Je ne suis pas un intellectuel. Je ne suis qu’un simple (et ancien) professeur d’histoire – de cégep, c’est dire à quel point je suis anémique, côté doctrine ! Je ne suis pas connu, je n’ai pas de plan de carrière, je n’appartiens à aucun réseau ; je n’ai pas d’intention politique partisane en écrivant ce texte. Je ne suis qu’un citoyen, unique et solitaire, que le système supplie pourtant de voter, ce qui implique que j’aie une pensée qui se tienne, et que j’aie en horreur qu’on tente de me manipuler la cervelle. (C’est paradoxalement une des raisons pour lesquelles je ne vote plus, mais c’est là une autre histoire.)

Disons l’évidence tout de suite : cette « charte », étant donné l’Assemblée nationale du Québec telle qu’elle est composée en ce moment, n’a aucune espèce de possibilité d’être adoptée. Et je doute fort que le gouvernement engage sa responsabilité ministérielle sur ce projet de loi, et qu’il risque des élections là-dessus. C’est donc de principes et de convictions dont on discute. Et il y a, dans la lettre ouverte des Cent, des éléments de croyance avec lesquels je suis d’accord, sans «croire». Commençons donc par les compliments.

Bien évidemment que je les rejoins quand les Cent reprochent l’obstination que le gouvernement du Québec met à figer, pour l’éternité, le crucifix, le plus important des objets du culte chrétien, au-dessus du «trône» du Président de l’Assemblée nationale, en considération du patrimoine national à préserver. Cet entêtement est d’autant plus ridicule que c’est Duplessis qui l’y a placé là, et que plus personne n’y croit, tel quel, à ce sacrifice divin, pas plus qu’il nous viendrait à l’idée de croire aux charmantes procédures de meurtres sacrificiels qu’on a pratiqués, de-ci de-là, ailleurs sur cette planète. Comment penser que la première ministre Marois, la même qui veut l’indépendance, qui sait la forte turbulence que cette révolution provoquera si elle advient, mais qui la veut quand même et qui en assume le risque calculé, comment penser que la même Mme Marois puisse redouter les sursauts de l’opinion, et reculer devant la turbulence passagère (appréhendée) que provoquerait le décrochage d'un crucifix dans l’espace politique ? Qui donc s’est soucié, sérieusement, il y a 50 ans, du leader créditiste Camil Samson qui déplorait qu’on sorte le crucifix des écoles ? Si, avec raison, on ne s’illusionne jamais du silence apparent d’un signe, on ferait erreur de considérer le crucifix que pour un simple objet, sans autre signification qu’une nostalgie culturelle. Il faudrait que cette charte, qu’écrit le gouvernement, soit l’Édit de Nantes, et non sa révocation.

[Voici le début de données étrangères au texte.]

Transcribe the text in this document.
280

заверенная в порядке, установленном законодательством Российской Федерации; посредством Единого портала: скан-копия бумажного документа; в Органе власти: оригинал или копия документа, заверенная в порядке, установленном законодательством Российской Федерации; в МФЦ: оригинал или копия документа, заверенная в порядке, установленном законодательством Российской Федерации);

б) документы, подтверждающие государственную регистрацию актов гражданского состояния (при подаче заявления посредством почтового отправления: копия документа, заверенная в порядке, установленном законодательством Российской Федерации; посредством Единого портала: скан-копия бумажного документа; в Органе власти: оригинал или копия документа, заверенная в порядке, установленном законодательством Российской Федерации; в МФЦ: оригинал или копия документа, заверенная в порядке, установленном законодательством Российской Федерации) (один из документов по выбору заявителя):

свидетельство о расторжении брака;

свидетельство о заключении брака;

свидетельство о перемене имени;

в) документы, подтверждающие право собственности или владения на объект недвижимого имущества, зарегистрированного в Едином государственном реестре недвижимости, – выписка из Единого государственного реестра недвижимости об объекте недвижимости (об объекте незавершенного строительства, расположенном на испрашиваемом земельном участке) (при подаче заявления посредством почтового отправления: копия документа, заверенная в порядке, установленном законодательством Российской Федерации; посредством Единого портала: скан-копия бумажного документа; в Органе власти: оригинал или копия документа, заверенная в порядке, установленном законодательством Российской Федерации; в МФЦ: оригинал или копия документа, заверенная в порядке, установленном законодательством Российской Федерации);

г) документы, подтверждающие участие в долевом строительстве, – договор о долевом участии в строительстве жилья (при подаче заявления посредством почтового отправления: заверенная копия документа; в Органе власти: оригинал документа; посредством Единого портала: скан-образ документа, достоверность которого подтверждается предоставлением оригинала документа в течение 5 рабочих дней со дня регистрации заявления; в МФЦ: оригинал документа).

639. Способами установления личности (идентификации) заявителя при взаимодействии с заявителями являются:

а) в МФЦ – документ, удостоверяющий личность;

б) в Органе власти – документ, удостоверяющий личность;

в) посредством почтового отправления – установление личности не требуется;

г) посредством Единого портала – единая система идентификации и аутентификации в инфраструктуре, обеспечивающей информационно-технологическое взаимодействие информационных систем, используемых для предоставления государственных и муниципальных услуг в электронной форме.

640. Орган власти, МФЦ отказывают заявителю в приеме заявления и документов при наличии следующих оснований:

Ailleurs dans leur lettre, les Cent disent croire au « principe de neutralité religieuse [qui vient] protéger la liberté de conscience et de pensée ». On salue, ici, une sélection de mots prudemment choisis, et d’ailleurs parfaitement justes. Mais la modernité fait depuis au moins trois siècles la différence essentielle et radicale entre la liberté de pensée et de conscience, et la complaisance pour les « superstitions ». C’est ce qui a permis à la pensée scientifique de prendre son envol. C’est ce qui a permis aux institutions politiques d’évoluer, jusqu’à renverser la monarchie de droit divin, et à inventer une loi qui soit autre chose qu’une révélation. C’est ce qui a donné une crédibilité au « droit naturel », à ces « vérités qui sont [si] évidentes par elles-mêmes » qu’on ne s’éternise pas à les expliquer. Ce n’est pas rien, comme acquis. Et ce n’est surtout pas, surtout pas religieux.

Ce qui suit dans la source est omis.